The herbicide acetochlor (ACT) has newly raised concerns in China’s latest drinking water quality standards. Exceptional removal efficacy of micropollutants by peroxymonosulfate (PMS) activated using amorphous metal-based catalysts have been recently reported. However, the efficiency of amorphous cobalt tetrasulfide (amorphous-Co₃S₄) in activating PMS and its performance in degrading ACT, as well as the underlying mechanisms involved, remain unclear.

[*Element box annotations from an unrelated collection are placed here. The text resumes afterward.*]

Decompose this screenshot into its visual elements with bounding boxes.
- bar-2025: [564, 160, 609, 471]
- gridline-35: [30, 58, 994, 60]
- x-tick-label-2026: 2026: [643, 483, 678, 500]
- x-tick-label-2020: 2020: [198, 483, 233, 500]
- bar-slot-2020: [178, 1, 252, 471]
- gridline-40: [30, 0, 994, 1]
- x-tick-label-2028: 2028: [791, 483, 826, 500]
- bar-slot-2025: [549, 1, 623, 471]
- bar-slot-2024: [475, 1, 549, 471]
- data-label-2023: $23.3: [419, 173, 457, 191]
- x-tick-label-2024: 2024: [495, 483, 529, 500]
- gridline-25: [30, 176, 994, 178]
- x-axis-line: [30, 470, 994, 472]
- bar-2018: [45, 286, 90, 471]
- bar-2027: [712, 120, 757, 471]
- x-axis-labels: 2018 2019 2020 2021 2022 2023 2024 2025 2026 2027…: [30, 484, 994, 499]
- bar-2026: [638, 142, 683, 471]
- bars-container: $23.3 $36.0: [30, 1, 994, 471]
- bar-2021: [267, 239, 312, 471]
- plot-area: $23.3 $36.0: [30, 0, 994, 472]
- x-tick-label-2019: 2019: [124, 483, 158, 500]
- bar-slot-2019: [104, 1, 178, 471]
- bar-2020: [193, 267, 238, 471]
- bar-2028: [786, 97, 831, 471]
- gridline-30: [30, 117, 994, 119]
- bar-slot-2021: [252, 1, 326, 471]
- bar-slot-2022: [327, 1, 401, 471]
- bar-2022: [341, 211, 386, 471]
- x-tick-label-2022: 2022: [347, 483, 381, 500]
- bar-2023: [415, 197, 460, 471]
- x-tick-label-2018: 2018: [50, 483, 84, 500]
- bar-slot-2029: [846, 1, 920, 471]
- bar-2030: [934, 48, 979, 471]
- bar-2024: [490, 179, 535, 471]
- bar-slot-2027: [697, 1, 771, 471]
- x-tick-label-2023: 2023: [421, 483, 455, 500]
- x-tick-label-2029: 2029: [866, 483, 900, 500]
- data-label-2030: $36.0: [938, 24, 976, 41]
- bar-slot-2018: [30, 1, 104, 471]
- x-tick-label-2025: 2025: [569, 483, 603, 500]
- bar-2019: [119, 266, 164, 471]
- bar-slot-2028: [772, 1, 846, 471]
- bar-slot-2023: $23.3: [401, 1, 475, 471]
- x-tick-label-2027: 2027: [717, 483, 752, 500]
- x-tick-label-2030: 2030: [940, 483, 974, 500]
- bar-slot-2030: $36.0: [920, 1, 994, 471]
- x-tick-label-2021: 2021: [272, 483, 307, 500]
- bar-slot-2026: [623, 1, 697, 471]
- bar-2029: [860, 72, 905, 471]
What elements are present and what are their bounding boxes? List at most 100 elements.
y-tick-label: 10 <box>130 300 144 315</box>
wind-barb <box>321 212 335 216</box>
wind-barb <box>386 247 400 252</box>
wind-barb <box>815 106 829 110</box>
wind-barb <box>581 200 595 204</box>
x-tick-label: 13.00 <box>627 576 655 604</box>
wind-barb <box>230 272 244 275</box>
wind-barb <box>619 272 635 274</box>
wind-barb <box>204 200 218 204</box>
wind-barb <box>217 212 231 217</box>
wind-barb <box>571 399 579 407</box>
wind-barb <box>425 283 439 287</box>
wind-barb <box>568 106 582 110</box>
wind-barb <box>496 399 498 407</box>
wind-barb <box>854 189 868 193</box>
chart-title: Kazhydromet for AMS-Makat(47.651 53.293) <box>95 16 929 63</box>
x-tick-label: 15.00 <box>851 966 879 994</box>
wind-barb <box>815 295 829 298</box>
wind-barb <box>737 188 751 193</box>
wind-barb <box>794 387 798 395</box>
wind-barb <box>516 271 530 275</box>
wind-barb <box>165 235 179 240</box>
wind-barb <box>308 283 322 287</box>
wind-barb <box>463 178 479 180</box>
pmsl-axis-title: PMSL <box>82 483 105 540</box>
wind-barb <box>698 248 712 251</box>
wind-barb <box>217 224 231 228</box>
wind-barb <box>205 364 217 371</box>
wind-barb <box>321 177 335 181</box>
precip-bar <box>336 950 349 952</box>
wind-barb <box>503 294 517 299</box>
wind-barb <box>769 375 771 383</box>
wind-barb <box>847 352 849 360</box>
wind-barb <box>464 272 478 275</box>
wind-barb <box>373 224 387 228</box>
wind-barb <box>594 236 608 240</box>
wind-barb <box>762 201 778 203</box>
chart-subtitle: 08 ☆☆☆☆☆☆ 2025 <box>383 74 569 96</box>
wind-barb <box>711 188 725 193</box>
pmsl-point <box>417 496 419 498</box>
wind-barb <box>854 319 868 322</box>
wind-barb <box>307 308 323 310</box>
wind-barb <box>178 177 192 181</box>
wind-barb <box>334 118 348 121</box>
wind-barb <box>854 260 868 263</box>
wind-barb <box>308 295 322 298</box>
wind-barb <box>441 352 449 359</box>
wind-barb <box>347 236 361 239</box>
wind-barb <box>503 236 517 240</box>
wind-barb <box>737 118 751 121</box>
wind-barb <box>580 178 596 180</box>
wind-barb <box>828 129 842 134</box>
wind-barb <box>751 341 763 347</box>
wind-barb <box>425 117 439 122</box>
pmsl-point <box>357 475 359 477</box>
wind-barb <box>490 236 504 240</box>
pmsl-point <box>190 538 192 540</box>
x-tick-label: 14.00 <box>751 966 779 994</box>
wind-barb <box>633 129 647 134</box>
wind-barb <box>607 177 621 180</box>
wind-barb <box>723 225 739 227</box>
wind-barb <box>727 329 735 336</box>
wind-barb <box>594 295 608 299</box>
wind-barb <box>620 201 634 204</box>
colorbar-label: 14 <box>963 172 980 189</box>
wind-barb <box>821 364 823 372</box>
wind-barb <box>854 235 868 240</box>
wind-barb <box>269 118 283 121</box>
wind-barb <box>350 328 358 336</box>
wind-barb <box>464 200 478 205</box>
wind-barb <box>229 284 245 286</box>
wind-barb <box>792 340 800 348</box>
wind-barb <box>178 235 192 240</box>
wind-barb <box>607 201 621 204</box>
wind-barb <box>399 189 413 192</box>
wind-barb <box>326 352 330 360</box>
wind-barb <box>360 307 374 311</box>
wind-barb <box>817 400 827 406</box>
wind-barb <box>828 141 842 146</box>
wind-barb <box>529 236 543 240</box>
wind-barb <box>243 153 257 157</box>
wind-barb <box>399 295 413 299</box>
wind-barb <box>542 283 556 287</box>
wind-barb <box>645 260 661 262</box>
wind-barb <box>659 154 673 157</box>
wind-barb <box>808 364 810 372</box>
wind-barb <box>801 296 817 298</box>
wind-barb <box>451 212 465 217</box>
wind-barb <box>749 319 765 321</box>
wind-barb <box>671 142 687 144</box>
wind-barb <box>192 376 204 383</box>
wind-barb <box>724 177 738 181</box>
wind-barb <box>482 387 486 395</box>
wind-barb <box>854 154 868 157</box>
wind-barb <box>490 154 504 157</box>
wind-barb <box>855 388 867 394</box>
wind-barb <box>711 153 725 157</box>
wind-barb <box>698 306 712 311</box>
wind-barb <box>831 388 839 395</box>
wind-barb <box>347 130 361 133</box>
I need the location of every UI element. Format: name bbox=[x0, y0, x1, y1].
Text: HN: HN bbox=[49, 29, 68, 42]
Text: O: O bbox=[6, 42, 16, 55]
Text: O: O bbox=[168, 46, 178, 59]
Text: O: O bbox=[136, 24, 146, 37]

Herein, we synthesized amorphous-Co₃S₄ via a facile two-step hydrothermal method and firstly employed it as an ultra-efficient PMS activator for rapid degradation of ACT. Completely removal of ACT (10 mg/L) was achieved within 2 min at a low PMS dosing of 0.2 mM, with a notable utilization efficiency of 0.8150 mmol/(g·min). The main mechanism underlying PMS activation involved Co²⁺/Co³⁺ redox cycling, with sulfate and hydroxyl radicals identified as the primary reactive oxidizing species. Moreover, single electron transfer, radical addition, demethylation, and dechlorination reactions were the major pathways for ACT degradation, resulting in the formation of ACT•⁺, ACT(+OH)•, ACT(–CH₃)•, and ACT(−Cl)•. Subsequently, these are subjected to further degradation and ultimately mineralization, yielding intermediates with lower ecotoxicity than ACT itself. This study demonstrates the ultra-efficiency of amorphous-Co₃S₄ on PMS activation and establishes its potential application in environmental engineering practices.